The sale made him a rich man but – bored by early retirement to California – Ward returned to Britain to found the Butterfly hotel group, a chain of small two- and three-star hotels in towns like Banbury, Colchester and Dudley.

After Julie’s murder, he sold half his holding in the Butterfly group to fund his investigation, with expenses including flying out an eminent British pathologist to give evidence at the inquest in Kenya in 1989. Ward hired two British shorthand typists to produce a verbatim transcript of the hearing, as well as a private detective and a lawyer.

In 1990 two Scotland Yard detectives visited Kenya and concluded that Julie had been raped and killed by two Masai Mara rangers. Peter Kipeen and Jonah Magiroi were tried for murder in Nairobi in 1992, but the evidence against them was weak and they were acquitted.

Ward’s own prime suspect was Simon Makallah, chief game warden of the Masai Mara, but he was cleared of the killing in 1999. Of the two other men he believed to be complicit in Julie’s murder, one was a policeman with a reputation for pestering visitors to the Sand River camp, and the other a park ranger whom Ward believed helped dispose of the body.

Ward was always aware of the extent of official corruption among the Kenyan authorities, and took precautions to protect himself on his frequent visits to the country. One man died in a road “accident” after apparently threatening to reveal what he knew about Julie’s death. Ward kept his own itinerary secret, and ate from the hotel buffet rather than ordering any individually prepared dish from the menu.

Ward in Nairobi: ‘I realised the British government, the people I thought I could trust, were actively working against me’
Ward in Nairobi: ‘I realised the British government, the people I thought I could trust, were actively working against me’ Credit: George Mulala/REUTERS

At a second inquest, held in Ipswich in 2004, the Kenyan minister for justice and constitutional affairs admitted in a statement that there had been “deliberate obstruction” of Ward’s attempts to discover how his daughter died. He said Julie’s death was part of Kenya’s “dark and ugly past”, and he pledged to bring the culprits to justice “irrespective of their status in our society”. The inquest was subsequently told of rumours that Jonathan Moi, the son of Daniel arap Moi, was involved in her death – a claim emphatically denied. Moi died in 2019.

The Suffolk coroner, Dr Peter Dean, who recorded a verdict of unlawful killing, said apparently inconsistent evidence from an MI6 officer “leaves a lot to be desired and a lot of questions unanswered”.

There was embarrassment, too, for the British authorities. Jon Stoddart, who was heading an independent inquiry into the case by Lincolnshire police, confirmed that Ward’s claims of a conspiracy between the Kenyan and British authorities were true. When Stoddart eventually completed his three-year inquiry into the case later in 2004, his report was suppressed on grounds of national security.
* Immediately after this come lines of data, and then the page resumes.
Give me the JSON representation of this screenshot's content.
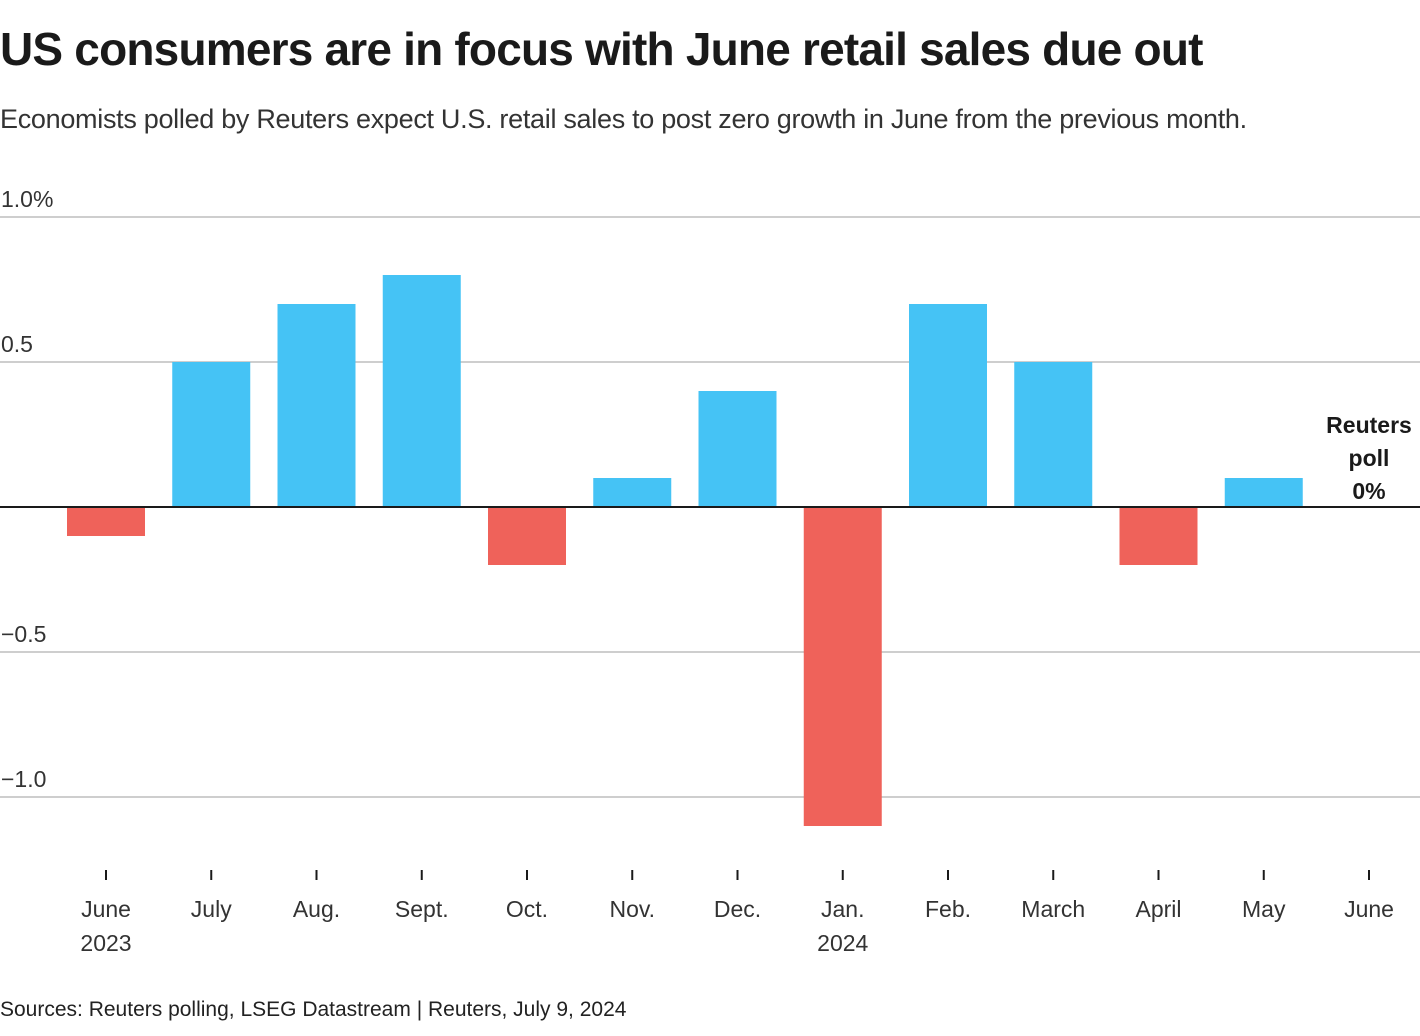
{
  "title": "US consumers are in focus with June retail sales due out",
  "subtitle": "Economists polled by Reuters expect U.S. retail sales to post zero growth in June from the previous month.",
  "footer": "Sources: Reuters polling, LSEG Datastream | Reuters, July 9, 2024",
  "colors": {
    "positive": "#45c3f5",
    "negative": "#ef625a",
    "grid": "#bdbdbd",
    "zero_line": "#1a1a1a"
  },
  "chart_data": {
    "type": "bar",
    "title": "US consumers are in focus with June retail sales due out",
    "xlabel": "",
    "ylabel": "",
    "unit": "%",
    "ylim": [
      -1.2,
      1.0
    ],
    "yticks": [
      1.0,
      0.5,
      0,
      -0.5,
      -1.0
    ],
    "ytick_labels": [
      "1.0%",
      "0.5",
      "",
      "−0.5",
      "−1.0"
    ],
    "grid": true,
    "categories": [
      "June 2023",
      "July",
      "Aug.",
      "Sept.",
      "Oct.",
      "Nov.",
      "Dec.",
      "Jan. 2024",
      "Feb.",
      "March",
      "April",
      "May",
      "June"
    ],
    "tick_labels": [
      [
        "June",
        "2023"
      ],
      [
        "July"
      ],
      [
        "Aug."
      ],
      [
        "Sept."
      ],
      [
        "Oct."
      ],
      [
        "Nov."
      ],
      [
        "Dec."
      ],
      [
        "Jan.",
        "2024"
      ],
      [
        "Feb."
      ],
      [
        "March"
      ],
      [
        "April"
      ],
      [
        "May"
      ],
      [
        "June"
      ]
    ],
    "values": [
      -0.1,
      0.5,
      0.7,
      0.8,
      -0.2,
      0.1,
      0.4,
      -1.1,
      0.7,
      0.5,
      -0.2,
      0.1,
      0.0
    ],
    "annotations": [
      {
        "category": "June",
        "lines": [
          "Reuters",
          "poll",
          "0%"
        ]
      }
    ]
  }
}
When its findings were eventually made known, the report heavily criticised the FCO and the British High Commission in Kenya, and highlighted mistakes and cover-ups over the murder. Ward believed that Stoddart’s findings “shamed” Britain’s reputation for honesty and fair play.

In 2009 the Kenyan police announced a new inquiry into Julie Ward’s murder, helped by at least two Scotland Yard detectives. Hopes were raised after human DNA from the murder scene – believed to belong to one of her attackers – was identified. But at the time of writing the Metropolitan Police is understood not be investigating the case further.
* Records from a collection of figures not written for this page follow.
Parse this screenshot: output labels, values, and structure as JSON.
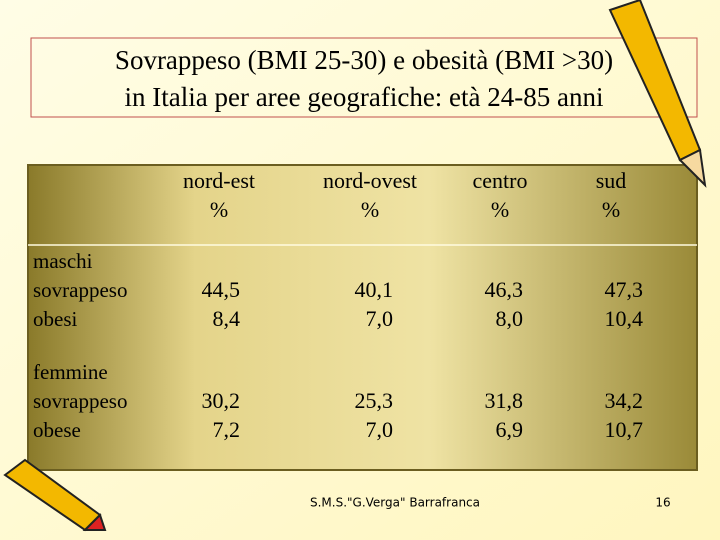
{
  "title": [
    "Sovrappeso (BMI 25-30) e obesità (BMI >30)",
    "in Italia per aree geografiche: età 24-85 anni"
  ],
  "table": {
    "header": [
      [
        "nord-est",
        "%"
      ],
      [
        "nord-ovest",
        "%"
      ],
      [
        "centro",
        "%"
      ],
      [
        "sud",
        "%"
      ]
    ],
    "rows": [
      {
        "label": [
          "maschi",
          "sovrappeso",
          "obesi"
        ],
        "cells": [
          [
            "44,5",
            "8,4"
          ],
          [
            "40,1",
            "7,0"
          ],
          [
            "46,3",
            "8,0"
          ],
          [
            "47,3",
            "10,4"
          ]
        ]
      },
      {
        "label": [
          "femmine",
          "sovrappeso",
          "obese"
        ],
        "cells": [
          [
            "30,2",
            "7,2"
          ],
          [
            "25,3",
            "7,0"
          ],
          [
            "31,8",
            "6,9"
          ],
          [
            "34,2",
            "10,7"
          ]
        ]
      }
    ]
  },
  "footer": "S.M.S.\"G.Verga\" Barrafranca",
  "page_number": "16"
}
In an interview with The Daily Telegraph in 2008, John Ward insisted he was “committed but not obsessed by” the case. “I just feel very angry. She died a terrible death alone out here, probably raped before she was murdered, her body then chopped up, set alight and thrown to the animals.”

John Ward married, in 1958, Janette (Jan) Foreman, who predeceased him by two weeks; he is survived by their two sons.